Steuerstreit

Schweiz ist über Steinbrücks Äußerungen empört

Die Schweizer Regierung hat wegen Verärgerung über Bundesfinanzminister Peer Steinbrück (SPD) den deutschen Botschafter Axel Berg am Dienstag ins Außenministerium einbestellt.

Das bestätigte das Auswärtige Amt in Berlin. Es ist bereits das zweite Mal innerhalb eines halben Jahres, dass Berg sich für Äußerungen Steinbrücks rechtfertigen muss. Die Schweizer Regierung wirft dem Finanzminister in der aktuellen Debatte über ein schärferes Vorgehen gegen Steuerflüchtlinge aggressives und beleidigendes Verhalten vor.

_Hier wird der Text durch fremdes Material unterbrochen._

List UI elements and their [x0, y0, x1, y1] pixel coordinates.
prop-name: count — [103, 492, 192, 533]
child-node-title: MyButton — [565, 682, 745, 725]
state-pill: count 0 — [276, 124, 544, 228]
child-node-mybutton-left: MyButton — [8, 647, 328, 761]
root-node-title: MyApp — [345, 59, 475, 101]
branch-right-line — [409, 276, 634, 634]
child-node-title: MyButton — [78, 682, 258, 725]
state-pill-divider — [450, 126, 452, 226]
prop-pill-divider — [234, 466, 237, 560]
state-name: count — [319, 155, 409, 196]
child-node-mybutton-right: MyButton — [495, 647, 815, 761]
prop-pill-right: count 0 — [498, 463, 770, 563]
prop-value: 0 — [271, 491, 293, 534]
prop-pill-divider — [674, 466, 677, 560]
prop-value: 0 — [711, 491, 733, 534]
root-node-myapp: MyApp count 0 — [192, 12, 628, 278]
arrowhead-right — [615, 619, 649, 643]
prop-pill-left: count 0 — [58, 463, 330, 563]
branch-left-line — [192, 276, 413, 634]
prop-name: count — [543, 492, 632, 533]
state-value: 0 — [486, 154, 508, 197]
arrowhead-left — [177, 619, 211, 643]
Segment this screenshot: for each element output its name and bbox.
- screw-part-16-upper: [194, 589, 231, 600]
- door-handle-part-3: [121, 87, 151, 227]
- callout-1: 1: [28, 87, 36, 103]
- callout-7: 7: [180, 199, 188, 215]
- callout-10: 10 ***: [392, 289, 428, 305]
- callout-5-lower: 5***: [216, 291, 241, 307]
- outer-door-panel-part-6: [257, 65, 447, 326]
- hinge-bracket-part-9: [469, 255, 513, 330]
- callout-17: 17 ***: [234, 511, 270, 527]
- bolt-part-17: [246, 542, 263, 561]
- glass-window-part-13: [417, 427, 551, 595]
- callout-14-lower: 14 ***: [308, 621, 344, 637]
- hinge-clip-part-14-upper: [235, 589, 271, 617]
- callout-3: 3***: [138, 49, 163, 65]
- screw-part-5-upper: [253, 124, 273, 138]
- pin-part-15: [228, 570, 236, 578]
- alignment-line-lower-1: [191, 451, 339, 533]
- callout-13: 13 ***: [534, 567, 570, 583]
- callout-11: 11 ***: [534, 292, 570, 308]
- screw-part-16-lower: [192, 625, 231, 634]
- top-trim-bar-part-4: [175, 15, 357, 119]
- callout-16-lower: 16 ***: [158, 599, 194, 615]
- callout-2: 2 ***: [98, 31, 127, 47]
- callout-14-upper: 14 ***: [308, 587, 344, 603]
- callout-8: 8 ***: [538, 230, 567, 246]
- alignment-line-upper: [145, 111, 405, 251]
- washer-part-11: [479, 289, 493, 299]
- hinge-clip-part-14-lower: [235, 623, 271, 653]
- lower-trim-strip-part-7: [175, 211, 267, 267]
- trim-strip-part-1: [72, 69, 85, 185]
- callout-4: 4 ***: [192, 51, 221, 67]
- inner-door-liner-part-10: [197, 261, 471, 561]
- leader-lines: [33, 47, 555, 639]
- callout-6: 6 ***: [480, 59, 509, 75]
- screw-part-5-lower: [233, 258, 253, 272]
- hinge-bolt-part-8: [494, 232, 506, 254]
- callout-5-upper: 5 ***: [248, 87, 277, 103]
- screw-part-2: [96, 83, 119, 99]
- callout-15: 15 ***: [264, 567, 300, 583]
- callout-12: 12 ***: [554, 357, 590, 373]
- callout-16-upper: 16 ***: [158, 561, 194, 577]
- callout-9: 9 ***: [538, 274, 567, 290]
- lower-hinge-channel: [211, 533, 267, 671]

Grund sind angebliche Äußerungen Steinbrücks, in denen er die Schweiz mit Indianern verglichen haben soll. "Es hat nie eine Schwarze Liste (der OECD) gegeben, es ist nur ein Instrument gewesen, um die Indianer in Angst und Schrecken zu versetzen", hatte Peter Balzli, Korrespondent des Schweizer Fernsehens, Steinbrück zitiert. Berg sagte nach der Aussprache mit dem Schweizer Staatssekretär Michael Ambühl, er habe die Position des Bundesrats, der Schweizer Regierung, "zur Kenntnis" genommen. Das berichtete die Schweizer Nachrichtenagentur SDA. Er habe Verständnis für die Kritik und für den Unmut in der Bevölkerung.

Berg betonte laut SDA gleichzeitig, dass nicht nur Deutschland im Kampf gegen Steueroasen engagiert sei und dass dieser Kampf auch nicht nur auf die Schweiz ziele. Deutschland habe die Ankündigung der Schweiz, das Bankgeheimnis zu lockern, positiv bewertet. Er erwarte nun, dass sich beide Seiten zusammensetzen und miteinander reden würden.

Die Schweizer Außenministerin Micheline Calmy-Rey will in den nächsten Tagen europäische Staaten über die Entscheidung des Bundesrats zum Bankgeheimnis informieren. Danach ist die Schweiz künftig bereit, in begründeten Fällen auch bei Steuerhinterziehung, die in der Schweiz zunächst nicht strafbar ist, wie schon jetzt bei Steuerbetrug Amtshilfe zu leisten. So will Calmy-Rey nach Paris und Rom reisen. Am 1. April will sie nach Berlin fahren.